2022 – 2023 Acad. Year

Tuesday, 10/04/2022, Time: 11:00am – 12:15pm PT
The role of Preferential Sampling in Spatial and Spatio-temporal Geostatistical Modeling

Alan E. Gelfand, Distinguished Emeritus Professor
Department of Statistical Science, Duke University

Location : Geology Building, Room 4660


The notion of preferential sampling was introduced into the literature in the seminal paper of Diggle et al.(2010). Subsequently, there has been considerable follow up research. A standard illustration arises in geostatistical modeling. Consider the objective of inferring about environmental exposures. If environmental monitors are only placed in locations where environmental levels tend to be high, then interpolation based upon observations from these locations will necessarily produce only high predictions. A remedy lies in suitable spatial design of the locations, e.g., a random or space-filling design for locations over the region of interest is expected to preclude such bias. However, in practice, sampling may be designed in order to learn about areas of high exposure.

While the set of sampling locations may not have been developed randomly, we study it as if it was a realization of a spatial point process. That is, it may be designed/specified in some fashion but not necessarily with the intention of being roughly uniformly distributed over D. Then, the question becomes a stochastic one: is the realization of the responses independent of the realization of the locations? If no, then we have what is called preferential sampling. Importantly, the dependence here is stochastic dependence. Notationally/functionally, the responses are associated with the locations.

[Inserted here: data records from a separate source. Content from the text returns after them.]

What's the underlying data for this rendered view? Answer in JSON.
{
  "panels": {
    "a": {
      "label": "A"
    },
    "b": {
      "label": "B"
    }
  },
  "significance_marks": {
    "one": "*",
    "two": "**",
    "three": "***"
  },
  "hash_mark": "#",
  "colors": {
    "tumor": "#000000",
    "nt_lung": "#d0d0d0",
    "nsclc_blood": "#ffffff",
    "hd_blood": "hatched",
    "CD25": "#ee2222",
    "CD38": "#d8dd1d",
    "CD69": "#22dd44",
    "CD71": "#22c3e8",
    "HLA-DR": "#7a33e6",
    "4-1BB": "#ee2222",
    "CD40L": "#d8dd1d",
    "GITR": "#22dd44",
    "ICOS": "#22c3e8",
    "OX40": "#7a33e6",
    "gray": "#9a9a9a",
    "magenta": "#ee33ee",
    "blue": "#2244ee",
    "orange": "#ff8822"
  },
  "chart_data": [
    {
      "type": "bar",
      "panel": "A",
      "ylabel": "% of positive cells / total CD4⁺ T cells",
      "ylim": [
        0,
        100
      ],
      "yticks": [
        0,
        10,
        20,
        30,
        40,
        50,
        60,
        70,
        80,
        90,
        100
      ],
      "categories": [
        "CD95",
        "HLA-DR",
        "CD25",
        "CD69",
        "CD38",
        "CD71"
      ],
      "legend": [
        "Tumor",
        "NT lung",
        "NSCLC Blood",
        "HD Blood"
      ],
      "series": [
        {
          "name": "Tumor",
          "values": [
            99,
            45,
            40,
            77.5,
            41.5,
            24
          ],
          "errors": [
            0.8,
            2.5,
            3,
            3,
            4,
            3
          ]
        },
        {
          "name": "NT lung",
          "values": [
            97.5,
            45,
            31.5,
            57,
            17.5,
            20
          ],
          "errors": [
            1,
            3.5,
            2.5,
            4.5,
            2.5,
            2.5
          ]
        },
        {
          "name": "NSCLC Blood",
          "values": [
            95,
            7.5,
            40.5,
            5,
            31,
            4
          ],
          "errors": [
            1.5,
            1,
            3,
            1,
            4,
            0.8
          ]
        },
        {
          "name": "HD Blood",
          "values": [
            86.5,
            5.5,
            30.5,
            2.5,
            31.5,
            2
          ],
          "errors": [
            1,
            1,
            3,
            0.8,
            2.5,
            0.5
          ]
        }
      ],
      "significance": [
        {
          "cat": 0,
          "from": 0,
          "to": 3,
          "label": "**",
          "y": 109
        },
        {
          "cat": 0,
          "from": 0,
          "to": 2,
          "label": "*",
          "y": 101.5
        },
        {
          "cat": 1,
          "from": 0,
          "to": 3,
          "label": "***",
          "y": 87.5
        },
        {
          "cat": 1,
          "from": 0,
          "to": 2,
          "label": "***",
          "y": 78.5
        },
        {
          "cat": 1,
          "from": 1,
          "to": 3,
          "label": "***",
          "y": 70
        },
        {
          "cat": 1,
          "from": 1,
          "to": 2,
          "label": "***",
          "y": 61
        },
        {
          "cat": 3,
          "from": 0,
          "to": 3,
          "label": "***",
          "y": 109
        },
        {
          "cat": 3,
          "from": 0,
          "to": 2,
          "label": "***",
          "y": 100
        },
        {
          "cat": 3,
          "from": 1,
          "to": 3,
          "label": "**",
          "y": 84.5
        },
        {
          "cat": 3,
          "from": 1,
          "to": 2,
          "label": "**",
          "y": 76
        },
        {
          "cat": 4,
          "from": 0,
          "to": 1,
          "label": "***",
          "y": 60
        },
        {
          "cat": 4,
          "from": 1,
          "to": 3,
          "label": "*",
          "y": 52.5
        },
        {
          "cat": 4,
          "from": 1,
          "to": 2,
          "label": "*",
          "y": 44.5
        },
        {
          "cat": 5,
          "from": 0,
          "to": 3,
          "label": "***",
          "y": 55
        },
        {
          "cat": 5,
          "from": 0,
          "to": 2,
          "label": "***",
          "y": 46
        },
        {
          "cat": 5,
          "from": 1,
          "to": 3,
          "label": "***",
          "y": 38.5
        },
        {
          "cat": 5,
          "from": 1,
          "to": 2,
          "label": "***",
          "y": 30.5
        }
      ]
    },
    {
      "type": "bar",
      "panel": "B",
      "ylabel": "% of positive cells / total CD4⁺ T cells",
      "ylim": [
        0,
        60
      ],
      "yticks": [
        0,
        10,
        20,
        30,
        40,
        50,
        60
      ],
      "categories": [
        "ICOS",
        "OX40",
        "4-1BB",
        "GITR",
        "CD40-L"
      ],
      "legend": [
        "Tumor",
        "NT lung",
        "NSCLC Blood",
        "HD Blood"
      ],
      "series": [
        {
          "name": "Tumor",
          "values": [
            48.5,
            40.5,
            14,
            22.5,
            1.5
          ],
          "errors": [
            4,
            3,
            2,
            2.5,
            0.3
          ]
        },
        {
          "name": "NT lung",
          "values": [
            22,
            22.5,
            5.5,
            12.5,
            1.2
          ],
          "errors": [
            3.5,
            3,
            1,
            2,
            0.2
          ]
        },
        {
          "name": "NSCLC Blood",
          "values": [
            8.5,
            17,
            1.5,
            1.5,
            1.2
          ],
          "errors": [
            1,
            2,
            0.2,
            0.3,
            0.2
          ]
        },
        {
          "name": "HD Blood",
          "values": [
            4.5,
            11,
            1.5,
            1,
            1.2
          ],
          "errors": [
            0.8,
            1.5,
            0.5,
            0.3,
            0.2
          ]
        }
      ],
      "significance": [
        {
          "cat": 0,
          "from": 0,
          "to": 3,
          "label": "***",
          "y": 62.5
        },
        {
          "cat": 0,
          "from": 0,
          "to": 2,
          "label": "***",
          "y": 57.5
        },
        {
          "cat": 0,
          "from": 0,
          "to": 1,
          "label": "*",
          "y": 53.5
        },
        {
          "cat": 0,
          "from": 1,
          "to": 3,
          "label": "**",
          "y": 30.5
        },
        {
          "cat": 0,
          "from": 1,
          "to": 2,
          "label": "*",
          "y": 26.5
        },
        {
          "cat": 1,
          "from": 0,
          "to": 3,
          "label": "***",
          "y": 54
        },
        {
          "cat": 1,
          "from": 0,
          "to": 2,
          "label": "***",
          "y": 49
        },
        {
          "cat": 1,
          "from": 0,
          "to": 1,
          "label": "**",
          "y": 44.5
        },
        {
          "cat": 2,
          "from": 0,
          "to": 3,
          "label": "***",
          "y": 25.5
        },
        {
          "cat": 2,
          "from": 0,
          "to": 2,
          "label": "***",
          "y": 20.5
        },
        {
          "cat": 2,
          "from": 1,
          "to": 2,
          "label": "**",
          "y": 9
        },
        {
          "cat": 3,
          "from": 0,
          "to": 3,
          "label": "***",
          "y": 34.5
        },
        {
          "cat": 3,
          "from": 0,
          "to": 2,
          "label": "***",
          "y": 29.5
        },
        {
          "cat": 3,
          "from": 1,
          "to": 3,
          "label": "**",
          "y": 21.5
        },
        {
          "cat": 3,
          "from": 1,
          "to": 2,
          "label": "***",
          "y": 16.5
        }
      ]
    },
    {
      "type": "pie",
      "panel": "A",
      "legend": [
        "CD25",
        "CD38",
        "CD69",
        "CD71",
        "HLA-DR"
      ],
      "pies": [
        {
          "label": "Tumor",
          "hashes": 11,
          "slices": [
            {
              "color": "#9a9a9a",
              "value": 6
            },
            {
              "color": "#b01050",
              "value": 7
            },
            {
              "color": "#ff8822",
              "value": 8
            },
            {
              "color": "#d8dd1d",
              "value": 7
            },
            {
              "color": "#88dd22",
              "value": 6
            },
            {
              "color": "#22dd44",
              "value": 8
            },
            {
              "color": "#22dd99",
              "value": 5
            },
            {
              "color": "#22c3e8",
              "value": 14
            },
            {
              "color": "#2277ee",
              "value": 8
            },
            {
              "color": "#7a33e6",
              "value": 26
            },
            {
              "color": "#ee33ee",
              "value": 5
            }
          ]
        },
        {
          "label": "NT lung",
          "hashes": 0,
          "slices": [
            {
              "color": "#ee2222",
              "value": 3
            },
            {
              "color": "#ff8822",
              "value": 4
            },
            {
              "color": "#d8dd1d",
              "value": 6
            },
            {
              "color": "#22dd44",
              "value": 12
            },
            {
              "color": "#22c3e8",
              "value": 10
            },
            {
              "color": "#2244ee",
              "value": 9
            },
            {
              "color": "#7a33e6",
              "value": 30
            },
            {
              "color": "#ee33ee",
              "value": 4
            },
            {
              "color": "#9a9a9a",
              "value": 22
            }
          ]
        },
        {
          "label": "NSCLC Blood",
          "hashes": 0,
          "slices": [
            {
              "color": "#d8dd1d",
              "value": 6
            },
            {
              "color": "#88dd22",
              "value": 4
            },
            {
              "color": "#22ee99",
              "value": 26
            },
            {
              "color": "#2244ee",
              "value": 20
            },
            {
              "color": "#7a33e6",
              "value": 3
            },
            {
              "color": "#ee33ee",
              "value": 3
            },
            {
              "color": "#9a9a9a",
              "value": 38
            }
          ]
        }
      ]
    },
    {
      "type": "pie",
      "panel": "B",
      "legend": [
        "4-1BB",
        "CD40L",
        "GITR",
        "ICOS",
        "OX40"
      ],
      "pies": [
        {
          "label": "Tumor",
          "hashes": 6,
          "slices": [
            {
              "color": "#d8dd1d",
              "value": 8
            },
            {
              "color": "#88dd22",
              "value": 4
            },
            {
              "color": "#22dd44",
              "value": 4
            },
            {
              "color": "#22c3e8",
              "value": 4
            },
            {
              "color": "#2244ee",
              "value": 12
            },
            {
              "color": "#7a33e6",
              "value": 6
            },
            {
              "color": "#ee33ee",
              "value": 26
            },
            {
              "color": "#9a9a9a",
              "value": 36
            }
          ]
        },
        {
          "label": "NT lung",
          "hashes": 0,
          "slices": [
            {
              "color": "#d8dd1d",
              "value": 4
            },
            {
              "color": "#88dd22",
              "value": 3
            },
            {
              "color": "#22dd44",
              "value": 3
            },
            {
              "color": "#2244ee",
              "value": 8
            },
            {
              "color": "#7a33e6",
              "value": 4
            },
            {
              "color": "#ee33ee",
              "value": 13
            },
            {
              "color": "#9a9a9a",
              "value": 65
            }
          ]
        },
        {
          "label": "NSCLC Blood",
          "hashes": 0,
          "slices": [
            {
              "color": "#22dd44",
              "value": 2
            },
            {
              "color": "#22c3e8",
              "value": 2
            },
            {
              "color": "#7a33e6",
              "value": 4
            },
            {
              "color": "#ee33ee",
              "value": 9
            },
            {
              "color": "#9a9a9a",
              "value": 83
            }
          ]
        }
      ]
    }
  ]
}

Another setting is the case of species distribution modeling with a binary response, presence or absence, recorded at locations. Here, bias can arise when sampling is designed such that ecologists will tend to sample where they expect to find individuals. This setting can be extended to data fusion where we have both presence/absence data and presence-only data. Other potential applications include missing data settings and hedonic modeling for price with property sales. Very recent work explores preferential sampling in the context of multivariate geostatistical modeling.

Fundamental issues are: (i) can we identify the occurrence of a preferential sampling effect, (ii) can we adjust inference in the presence of preferential sampling, and (iii) when can such adjustment improve predictive performance over a customary geostatistical model? We consider these issues in a modeling context and illustrate with application to presence/absence data, to property sales, and to tree data where we observe mean diameter at breast height (MDBH) and trees per hectare (TPH). (This is joint work with Shinichiro Shirota and Lucia Paci.)


Alan E. Gelfand is The James B Duke Professor Emeritus of Statistical Science at Duke University. He is former chair of the Department of Statistical Science (DSS) and enjoys a secondary appointment as Professor of Environmental Science and Policy in the Nicholas School. Author of more than 320 papers (more than 260 since 1990), Gelfand is internationally known for his contributions to applied statistics, Bayesian computation and Bayesian inference. (An article in Science Watch found him to be the tenth most cited mathematical scientist in the world over the period 1991-2001). Gelfand is an Elected Fellow of the American Statistical Association, the Institute of Mathematical Statistics, and the International Society for Bayesian Analysis. He is an Elected Member of the International Statistical Institute. He is a former President of the International Society for Bayesian Analysis and in 2006 he received the Parzen Prize for a lifetime of research contribution to Statistics. In 2012, he was chosen to give the distinguished Mahalanobis lectures. In 2013, he received a Distinguished Achievement Medal from the ASA Section on Statistics in the Environment. In 2019, he received the S.S. Wilks Memorial Award from the American Statistical Association.

Gelfand’s primary research focus for the past twenty five years has been in the area of statistical modeling for spatial and space-time data. Through a collection of more than 150 papers he has advanced methodology, using the Bayesian paradigm, to associate fully model-based inference with spatial and space-time data displays. His chief areas of application include environmental exposure, spatio-temporal ecological processes, and climate dynamics. He has four books in this area, including the successful “Hierarchical Modeling and Analysis for Spatial Data” with Sudipto Banerjee and Brad Carlin (now second edition), “Hierarchical Modeling for Environmental Data; Some Applications and Perspectives” with James Clark, the “Handbook of Spatial Statistics” with Peter Diggle, Montserrat Fuentes, and Peter Guttorp and the “Handbook of Environmental and Ecological Statistics” with Montserrat Fuentes, Jennifer Hoeting, and Richard Smith. In addition, he has a NSF-CBMS monograph with Erin Schliep entitled, “Bayesian Analysis and Computation for Spatial Point Patterns.”